During the Cold War, the base was used as part of the SAGE (Semi-Automatic Ground Environment) network involving large computers and radar sites as defense against a possible attack by Soviet bombers.
Like an aging diva, the giant radar dish looms over the park. For twenty years – from 1960 to 1980 – it played a starring role while now it crumbles behind barbed wire.
Camp Hero WW2
Nearby are two reinforced concrete batteries. But they are from a different era than the radar dish. Battery 113 was built in 1942 to protect the nation and defend New York from Nazis, not Soviets. The 600 foot long battery once contained two 16 inch guns ready to shoot at any German ships or U-boats sneaking up the coast
The bunkers were part of Camp Hero when it was a coastal artillery base during World War II. If we had continued in the woods on Battery 113 trail it would have led us here.
Downtown Camp Hero
From here you can stroll over to ‘Downtown’ Camp Hero. In case German spies flew over or sailed too close to the Montauk coast, the base was disguised as a seaside fishing village during World War Two.

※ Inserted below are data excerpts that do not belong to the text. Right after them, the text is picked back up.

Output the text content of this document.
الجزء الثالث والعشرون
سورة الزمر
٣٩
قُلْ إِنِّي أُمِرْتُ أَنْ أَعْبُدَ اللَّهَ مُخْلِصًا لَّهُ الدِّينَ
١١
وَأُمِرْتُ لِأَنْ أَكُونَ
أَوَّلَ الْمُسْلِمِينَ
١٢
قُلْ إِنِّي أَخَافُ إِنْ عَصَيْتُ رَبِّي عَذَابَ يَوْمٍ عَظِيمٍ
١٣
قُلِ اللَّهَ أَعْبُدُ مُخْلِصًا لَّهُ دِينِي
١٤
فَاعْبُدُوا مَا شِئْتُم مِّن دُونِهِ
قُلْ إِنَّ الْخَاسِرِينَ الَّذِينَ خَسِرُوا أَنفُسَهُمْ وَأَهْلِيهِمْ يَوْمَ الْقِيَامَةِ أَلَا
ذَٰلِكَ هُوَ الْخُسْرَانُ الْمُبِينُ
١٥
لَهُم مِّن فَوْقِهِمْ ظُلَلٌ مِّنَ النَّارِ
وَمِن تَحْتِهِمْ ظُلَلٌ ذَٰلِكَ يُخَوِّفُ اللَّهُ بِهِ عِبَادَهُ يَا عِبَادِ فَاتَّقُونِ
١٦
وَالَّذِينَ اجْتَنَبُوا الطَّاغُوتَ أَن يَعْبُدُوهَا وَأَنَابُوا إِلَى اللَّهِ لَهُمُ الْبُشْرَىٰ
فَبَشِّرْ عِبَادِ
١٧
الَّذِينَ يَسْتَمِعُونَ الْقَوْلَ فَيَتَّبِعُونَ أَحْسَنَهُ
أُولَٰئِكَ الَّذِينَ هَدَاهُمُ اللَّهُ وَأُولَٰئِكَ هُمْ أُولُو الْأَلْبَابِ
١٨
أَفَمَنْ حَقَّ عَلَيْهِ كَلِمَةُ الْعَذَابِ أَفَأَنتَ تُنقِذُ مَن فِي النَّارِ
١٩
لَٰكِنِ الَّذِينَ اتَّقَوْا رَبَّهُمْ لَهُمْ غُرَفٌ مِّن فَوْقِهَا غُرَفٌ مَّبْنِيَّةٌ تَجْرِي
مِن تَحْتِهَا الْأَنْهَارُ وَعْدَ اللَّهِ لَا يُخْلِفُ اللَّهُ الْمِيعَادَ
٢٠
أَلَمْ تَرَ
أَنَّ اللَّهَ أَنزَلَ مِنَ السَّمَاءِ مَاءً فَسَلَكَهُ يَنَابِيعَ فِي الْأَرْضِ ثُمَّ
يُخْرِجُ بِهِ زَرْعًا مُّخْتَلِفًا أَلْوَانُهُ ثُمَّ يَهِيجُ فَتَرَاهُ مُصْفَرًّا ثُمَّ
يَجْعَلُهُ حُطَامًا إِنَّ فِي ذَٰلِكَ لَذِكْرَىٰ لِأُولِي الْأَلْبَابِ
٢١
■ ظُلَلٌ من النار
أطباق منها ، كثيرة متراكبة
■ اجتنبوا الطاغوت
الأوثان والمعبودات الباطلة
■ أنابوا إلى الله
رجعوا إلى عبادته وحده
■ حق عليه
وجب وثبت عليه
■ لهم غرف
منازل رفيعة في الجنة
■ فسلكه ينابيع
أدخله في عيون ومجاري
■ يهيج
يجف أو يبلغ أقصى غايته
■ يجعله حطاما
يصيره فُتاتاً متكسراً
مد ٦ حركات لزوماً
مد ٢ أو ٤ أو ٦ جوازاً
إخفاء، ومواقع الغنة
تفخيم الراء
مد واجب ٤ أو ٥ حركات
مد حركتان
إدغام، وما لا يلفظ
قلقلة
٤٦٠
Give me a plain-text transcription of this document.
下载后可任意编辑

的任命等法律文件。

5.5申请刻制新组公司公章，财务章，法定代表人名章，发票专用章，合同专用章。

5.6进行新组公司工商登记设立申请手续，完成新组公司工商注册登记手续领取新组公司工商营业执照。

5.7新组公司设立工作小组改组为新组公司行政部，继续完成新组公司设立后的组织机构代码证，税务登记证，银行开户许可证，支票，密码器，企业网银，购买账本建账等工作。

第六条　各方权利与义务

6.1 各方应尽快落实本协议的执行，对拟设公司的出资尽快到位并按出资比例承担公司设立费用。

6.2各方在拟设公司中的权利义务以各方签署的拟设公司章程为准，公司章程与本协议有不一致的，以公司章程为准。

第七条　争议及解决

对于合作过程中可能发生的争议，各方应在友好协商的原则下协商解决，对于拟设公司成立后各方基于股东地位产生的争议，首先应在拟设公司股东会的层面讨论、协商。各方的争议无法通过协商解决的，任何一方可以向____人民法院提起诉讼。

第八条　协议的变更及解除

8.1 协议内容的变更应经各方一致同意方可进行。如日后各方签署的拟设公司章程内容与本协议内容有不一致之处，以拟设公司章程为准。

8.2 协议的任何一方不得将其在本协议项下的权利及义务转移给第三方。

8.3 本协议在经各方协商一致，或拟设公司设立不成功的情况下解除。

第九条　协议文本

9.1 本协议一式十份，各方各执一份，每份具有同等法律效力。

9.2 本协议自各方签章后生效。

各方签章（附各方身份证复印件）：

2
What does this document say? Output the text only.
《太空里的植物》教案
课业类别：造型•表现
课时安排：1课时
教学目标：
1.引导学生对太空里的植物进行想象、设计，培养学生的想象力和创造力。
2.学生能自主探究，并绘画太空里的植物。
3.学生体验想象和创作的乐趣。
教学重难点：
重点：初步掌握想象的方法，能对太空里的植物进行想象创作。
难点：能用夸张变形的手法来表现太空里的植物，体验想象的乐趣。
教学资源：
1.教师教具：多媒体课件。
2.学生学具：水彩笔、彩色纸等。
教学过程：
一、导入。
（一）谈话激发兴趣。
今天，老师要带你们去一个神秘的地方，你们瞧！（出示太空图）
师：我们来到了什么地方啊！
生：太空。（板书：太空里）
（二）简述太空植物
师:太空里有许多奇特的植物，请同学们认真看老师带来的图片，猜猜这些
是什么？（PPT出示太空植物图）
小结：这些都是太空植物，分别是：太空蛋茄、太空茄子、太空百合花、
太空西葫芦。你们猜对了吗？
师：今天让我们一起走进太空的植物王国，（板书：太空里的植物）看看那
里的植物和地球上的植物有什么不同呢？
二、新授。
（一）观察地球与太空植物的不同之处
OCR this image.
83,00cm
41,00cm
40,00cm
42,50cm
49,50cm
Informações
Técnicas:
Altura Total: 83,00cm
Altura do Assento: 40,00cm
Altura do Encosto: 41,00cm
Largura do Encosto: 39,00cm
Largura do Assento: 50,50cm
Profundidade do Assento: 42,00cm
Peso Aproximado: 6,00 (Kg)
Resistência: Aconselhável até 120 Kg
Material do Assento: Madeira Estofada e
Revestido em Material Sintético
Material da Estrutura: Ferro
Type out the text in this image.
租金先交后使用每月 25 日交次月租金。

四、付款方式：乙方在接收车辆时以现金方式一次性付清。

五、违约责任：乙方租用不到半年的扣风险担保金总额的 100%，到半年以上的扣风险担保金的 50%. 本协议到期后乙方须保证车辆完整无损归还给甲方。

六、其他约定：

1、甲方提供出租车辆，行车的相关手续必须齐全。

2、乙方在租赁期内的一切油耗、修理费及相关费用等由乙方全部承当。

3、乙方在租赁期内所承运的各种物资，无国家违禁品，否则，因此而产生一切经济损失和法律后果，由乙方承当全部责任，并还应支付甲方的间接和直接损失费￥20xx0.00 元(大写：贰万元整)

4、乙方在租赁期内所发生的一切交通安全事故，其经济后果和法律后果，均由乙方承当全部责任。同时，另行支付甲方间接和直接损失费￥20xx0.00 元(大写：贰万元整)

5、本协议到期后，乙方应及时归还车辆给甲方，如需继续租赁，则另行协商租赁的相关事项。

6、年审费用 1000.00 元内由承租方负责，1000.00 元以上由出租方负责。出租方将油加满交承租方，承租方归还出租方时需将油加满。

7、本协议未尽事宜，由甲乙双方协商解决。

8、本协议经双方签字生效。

All that remains of this original village was this church. Although in fact it really was a gymnasium. Then 600 enlisted men and 37 officers lived and operated in buildings that were painted to look like cottages.
A dining hall, barracks and a bowling alley next to it are from the Cold War days. In 1966 there were 206 military and civilians stationed at the base. Now there are picnic tables where you can dine in the shadow of this ghosttown.
My camera worked throughout our whole visit. Nothing paranormal happened to my family.
Unlike a New York Times reporter whose digital camera stopped functioning only when she toured the area for a 2006 article. That is, just after laughing at a story she was told of people visiting at night who’s flashlights all went dead simultaneously. There are numerous websites devoted to the Montauk project conspiracies. So you could say the Hamptons has its own equivalent to Area 51 or Roswell.
Montauk Air Force Station closed in 1980 and Camp Hero was given to the state as parkland in the 1980s. The State Park didn’t open until 2002.
Whether you believe in the X-files or just want a beautiful view during a hike along one of the many trails, 415 acres of Camp Hero State Park are open to the public from sunrise to sunset all year round. But only above ground.
According to local deed records, everything underground remains the property of the US government. Which has made many people wonder if the myths are true about the secret Montauk projects at Camp Hero….
And while you’re in the Montauk area, you may want to see an inland mountain of sand, known as the Walking Dunes, move over forests. Or hike in Shadmoor State Park where Theodore Roosevelt was quarantined with his Rough Riders. Or climb 137 steps and see the coast where the famous Amistad ship with its slave mutineers was seized in 1839. Or watch seals laze on rocks by the shore.
Just double check whether your camera still works after a tour of Camp Hero.